Well, we all know what happened the following year. The financial collapse ended or postponed the dreams of millions but it was particularly tough on projects like this one. Its proponents were relying on that unprecedented demand to fill up the lovely suites they were building and hoping the location and awkward access would be accepted by the new owners. When the financial realities hit, the scaffolding came down, the machines were loaded on trailers and the contractors licked their wounds as they tried to claim pennies on the dollar for their outstanding invoices in the bankruptcy proceedings.
The unfinished hulk sat perched on a steep hillside viewed by the thousands of people who passed by each day on the busy highway below.
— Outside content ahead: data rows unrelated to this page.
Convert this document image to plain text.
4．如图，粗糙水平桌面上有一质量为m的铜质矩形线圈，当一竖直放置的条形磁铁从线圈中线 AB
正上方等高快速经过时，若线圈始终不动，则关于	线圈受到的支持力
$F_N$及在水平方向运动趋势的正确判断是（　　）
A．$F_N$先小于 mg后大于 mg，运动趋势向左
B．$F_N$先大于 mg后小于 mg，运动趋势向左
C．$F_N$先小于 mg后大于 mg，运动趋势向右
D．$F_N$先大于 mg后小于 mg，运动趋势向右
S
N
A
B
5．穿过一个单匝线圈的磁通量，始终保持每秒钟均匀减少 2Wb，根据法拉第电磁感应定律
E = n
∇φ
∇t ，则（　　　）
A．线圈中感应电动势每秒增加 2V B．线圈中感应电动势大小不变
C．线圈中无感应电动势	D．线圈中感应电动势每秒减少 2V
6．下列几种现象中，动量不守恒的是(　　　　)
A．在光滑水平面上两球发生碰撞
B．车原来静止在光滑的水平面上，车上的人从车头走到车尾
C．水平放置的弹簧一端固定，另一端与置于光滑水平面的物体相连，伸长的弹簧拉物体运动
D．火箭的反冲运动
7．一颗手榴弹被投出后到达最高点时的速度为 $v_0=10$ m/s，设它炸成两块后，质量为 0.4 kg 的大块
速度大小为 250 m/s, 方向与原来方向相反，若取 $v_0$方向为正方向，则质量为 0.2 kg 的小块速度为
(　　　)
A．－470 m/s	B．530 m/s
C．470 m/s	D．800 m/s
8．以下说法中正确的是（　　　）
It served as a constant reminder of the hard times. But at least the roof was on and it was mostly protected from the elements.
A few years later as things opened up someone took another shot at getting those 60 or so suites to market and the building was substantially completed. But the market still hadn’t recovered enough and it went bankrupt again. By then, the real value of the project had bottomed out and its future as a condo development seemed doomed. Then someone had a new idea.
I’m sure the new owners paid pennies on the dollar for the expensively finished building. They converted a storage area on the main floor into a lobby, added a restaurant where the common area/rec room was supposed to go and opened an utterly charming hotel. The location makes much more sense for that use because of that busy highway but the economics were the real boon. The capital investment was so low the new owners are able to rent the full-sized condo suites, with multiple bathrooms, full kitchens and spacious decks for the same rates as ordinary hotel rooms a few miles away in town. It’s full all summer and gets its share of business traffic in the off-season and will continue to operate for as long as the owners and their successors want it to.
I think similar stories are about to be played out in the aviation industry as the inevitable capital cash burn that seems to be a hallmark of big new ideas in our trade take their toll in the burgeoning eVTOL business. Anyone who remembers the debacle that was Eclipse Aviation joined me in shaking their heads at the seemingly endless supply of money that seems to fall from the skies when a new aviation development takes hold.
I speak of the collection of multi-copters, tilt wings, even flow through fuselage vehicles that loosely started as a “flying car” movement and has evolved into Advanced Air Mobility. Billions in capital has been raised and burned by dozens of companies and the body count is rising. Smaller players have already dropped out, taking with them the nest eggs of thousands of investors, some of them looking for a quick buck but plenty more believing in the future and promise of a whole new way to move people safely and sustainably. The attrition is anticipated and accepted as a necessary, if seemingly wasteful, part of the process.
But I think it’s fair to say that most of us in aviation were at least a little surprised when Volocopter made its Christmas Eve announcement that it had run out of cash. Volocopter can legitimately lay claim to pioneering the multi-copter concept and it had spent 13 years developing and, most importantly, commercializing the concept. It raised hundreds of millions of dollars and attracted a huge backlog of orders.
And it somehow wasn’t enough.
So, with almost stereotypical stoicism, the company founders and visionaries said what they thought were their good-byes to the hundreds of like-minded supporters and friends on their staffs who also drew a pay check from that dream for more than 10 years. There was a short-lived rescue attempt by other investors but that didn’t pan out. It looked like the dream was dead.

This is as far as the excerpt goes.